"A Journey Into the Chicxulub Impact Crater" --Death of an Epoch 66 Million Years Ago (WATCH Today's 'Galaxy' Stream)
When the Chicxulub asteroid slammed into Earth about 66 million years ago, it obliterated 80 percent of Earth's species, blasted out a crater 200 kilometers across, and signaled an abrupt end to the Cretaceous Period. The impact, its catastrophic effects, and its aftermath have engrossed scientists and the public alike since it was first discovered.

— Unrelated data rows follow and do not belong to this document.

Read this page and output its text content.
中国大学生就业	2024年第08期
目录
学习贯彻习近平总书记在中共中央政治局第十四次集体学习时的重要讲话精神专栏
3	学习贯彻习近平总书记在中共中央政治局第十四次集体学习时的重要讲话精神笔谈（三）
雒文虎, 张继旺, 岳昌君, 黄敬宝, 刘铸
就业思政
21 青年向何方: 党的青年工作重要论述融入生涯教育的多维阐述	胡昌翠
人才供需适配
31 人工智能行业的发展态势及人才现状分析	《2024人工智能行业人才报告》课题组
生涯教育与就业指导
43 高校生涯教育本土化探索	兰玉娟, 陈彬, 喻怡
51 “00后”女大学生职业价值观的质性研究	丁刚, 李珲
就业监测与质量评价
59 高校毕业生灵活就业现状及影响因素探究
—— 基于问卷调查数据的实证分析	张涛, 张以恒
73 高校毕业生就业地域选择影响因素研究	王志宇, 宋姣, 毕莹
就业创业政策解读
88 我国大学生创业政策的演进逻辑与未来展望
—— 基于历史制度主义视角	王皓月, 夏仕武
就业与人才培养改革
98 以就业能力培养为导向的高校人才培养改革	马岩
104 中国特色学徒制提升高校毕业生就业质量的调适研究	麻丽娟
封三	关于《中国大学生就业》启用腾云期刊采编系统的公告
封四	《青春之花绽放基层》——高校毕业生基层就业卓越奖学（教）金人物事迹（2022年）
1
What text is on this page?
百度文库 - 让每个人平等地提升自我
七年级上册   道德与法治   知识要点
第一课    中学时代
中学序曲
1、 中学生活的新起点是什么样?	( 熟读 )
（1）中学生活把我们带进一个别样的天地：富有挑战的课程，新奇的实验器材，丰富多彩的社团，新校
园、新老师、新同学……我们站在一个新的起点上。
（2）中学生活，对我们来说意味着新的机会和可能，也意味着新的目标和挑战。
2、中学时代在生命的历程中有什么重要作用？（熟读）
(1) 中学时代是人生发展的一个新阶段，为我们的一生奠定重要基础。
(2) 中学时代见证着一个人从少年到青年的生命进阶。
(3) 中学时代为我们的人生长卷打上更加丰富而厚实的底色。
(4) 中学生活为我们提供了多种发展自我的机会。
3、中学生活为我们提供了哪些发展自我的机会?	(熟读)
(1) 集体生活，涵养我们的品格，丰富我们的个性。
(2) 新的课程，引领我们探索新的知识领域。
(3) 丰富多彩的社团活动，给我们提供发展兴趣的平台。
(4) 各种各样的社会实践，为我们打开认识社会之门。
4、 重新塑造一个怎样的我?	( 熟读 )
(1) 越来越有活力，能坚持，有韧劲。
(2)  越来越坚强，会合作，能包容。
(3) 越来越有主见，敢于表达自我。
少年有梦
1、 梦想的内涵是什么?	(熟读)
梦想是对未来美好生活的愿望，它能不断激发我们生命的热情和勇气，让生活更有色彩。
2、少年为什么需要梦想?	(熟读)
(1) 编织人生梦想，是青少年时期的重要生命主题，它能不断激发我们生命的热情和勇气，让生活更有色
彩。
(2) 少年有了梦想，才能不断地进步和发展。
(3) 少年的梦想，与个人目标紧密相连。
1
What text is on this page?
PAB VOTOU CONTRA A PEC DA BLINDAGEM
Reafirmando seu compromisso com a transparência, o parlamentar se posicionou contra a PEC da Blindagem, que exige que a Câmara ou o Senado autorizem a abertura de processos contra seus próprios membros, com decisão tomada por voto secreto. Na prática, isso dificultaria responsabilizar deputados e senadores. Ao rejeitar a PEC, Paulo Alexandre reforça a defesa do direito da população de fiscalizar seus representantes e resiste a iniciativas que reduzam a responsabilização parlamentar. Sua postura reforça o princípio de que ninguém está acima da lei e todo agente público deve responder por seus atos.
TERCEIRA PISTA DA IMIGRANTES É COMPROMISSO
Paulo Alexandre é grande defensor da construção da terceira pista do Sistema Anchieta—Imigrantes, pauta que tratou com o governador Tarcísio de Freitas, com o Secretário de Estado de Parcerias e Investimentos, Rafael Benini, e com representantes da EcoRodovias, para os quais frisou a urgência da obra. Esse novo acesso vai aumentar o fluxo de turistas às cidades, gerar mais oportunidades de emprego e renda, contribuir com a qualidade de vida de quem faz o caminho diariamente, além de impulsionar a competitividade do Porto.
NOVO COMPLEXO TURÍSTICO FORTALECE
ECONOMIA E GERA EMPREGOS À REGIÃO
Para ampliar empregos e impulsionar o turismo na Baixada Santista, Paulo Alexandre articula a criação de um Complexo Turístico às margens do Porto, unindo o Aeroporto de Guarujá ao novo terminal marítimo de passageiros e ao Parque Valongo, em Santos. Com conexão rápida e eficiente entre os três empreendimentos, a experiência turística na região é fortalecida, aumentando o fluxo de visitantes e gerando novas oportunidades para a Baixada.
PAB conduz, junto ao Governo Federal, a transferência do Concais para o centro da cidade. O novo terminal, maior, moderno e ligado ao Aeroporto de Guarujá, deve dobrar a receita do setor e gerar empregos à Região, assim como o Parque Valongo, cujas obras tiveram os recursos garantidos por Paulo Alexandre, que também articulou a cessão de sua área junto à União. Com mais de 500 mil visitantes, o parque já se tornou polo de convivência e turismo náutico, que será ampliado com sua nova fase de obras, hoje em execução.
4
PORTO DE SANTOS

In spring 2016, the International Ocean Discovery Program (IODP) and International Continental Scientific Drilling (ICDP) drilled into the Chicxulub crater off the coast of Mexico. The expedition targeted Chicxulub crater's peak ring and overlying rock sequences. Peak rings, as seen on the moon, form when rocks rebound into a peak inside the crater. The peak then collapses, leaving a center ring of rock within the larger crater. The expedition is helping answer important questions about the Chicxulub impact event and peak-ring crater formation on planetary bodies.
Highlights of IODP-ICDP Expedition 364 are featured in the October 2017 issue of GSA Today, and on Tuesday, 24 October, an entire keynote session at the GSA Annual Meeting will be devoted to the expedition. In the session, geologists will take us back to the first moments and years following the impact.